126. Notant que le Requérant fait par ailleurs une demande portant sur la
disposition de la loi qui prévoit la peine de mort obligatoire et à la lumière
de ces conclusions précédentes dans le présent Arrêt, la Cour estime qu’il
est approprié d’examiner préalablement la demande d’amendement du
Code pénal.
i.
Amendement de la loi pour garantir le respect du droit à la vie
127. Le Requérant demande à la Cour d’ordonner à l’État défendeur de modifier
sa législation afin de garantir le respect du droit à la vie.

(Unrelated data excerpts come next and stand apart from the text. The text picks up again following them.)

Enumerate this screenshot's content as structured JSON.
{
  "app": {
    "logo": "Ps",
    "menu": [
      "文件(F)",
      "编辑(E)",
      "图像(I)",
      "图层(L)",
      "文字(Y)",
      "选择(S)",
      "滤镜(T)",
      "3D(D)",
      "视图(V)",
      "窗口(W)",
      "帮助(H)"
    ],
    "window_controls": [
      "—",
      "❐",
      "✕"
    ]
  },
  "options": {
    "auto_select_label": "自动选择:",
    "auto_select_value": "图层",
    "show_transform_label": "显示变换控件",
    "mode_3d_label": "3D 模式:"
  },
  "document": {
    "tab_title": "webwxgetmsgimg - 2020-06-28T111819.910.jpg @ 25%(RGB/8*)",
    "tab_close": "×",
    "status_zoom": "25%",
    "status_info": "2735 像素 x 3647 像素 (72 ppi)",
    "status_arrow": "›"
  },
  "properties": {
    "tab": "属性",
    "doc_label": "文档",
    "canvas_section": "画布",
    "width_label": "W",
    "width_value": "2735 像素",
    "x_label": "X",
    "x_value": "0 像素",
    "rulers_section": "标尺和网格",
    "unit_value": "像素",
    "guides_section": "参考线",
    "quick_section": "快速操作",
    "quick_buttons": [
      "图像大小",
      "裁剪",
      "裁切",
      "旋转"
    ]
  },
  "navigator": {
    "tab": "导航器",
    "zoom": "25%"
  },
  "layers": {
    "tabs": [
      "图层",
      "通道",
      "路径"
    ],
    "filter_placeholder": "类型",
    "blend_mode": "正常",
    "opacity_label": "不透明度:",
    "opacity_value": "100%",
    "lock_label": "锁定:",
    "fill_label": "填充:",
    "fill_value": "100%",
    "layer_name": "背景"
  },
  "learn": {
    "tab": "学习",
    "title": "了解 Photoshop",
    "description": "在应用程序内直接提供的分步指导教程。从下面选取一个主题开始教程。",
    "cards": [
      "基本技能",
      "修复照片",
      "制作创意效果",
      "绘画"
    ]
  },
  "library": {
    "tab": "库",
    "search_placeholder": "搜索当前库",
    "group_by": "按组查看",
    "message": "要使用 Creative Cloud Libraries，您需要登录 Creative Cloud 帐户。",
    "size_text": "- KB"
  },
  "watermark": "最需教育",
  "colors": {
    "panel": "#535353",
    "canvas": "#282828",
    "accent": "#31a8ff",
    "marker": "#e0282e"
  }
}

128. La Cour rappelle que, dans de précédents arrêts relatifs à la peine de mort
obligatoire impliquant le même État défendeur, elle avait ordonné que les
dispositions concernées soient supprimées du Code pénal, conformément
à ses obligations internationales38. La Cour fait le constat judiciaire que,
trois (3) ans après le prononcé du premier arrêt de ce genre, l’État
défendeur n’a toujours pas, à la date du présent Arrêt, mis en œuvre ladite
ordonnance. Des ordonnances identiques ont également été émises dans
deux autres arrêts rendus en 2021 et 2022, mais aucune n’a été mise en
œuvre à ce jour.
129. Dans ces conditions, le principal motif invoqué dans les affaires
précédentes reste valable en ce qui concerne la présente Requête, à savoir
que les personnes se trouvant dans la même situation courent toujours le
risque majeur d’être exécutées ou condamnées à mort. Compte tenu de
l’importance cruciale de l’ordonnance, la Cour juge donc approprié de la
38
Gozbert Henerico c. Tanzanie, ibid, § 207 ; Amini Juma c. Tanzanie, ibid, § 170.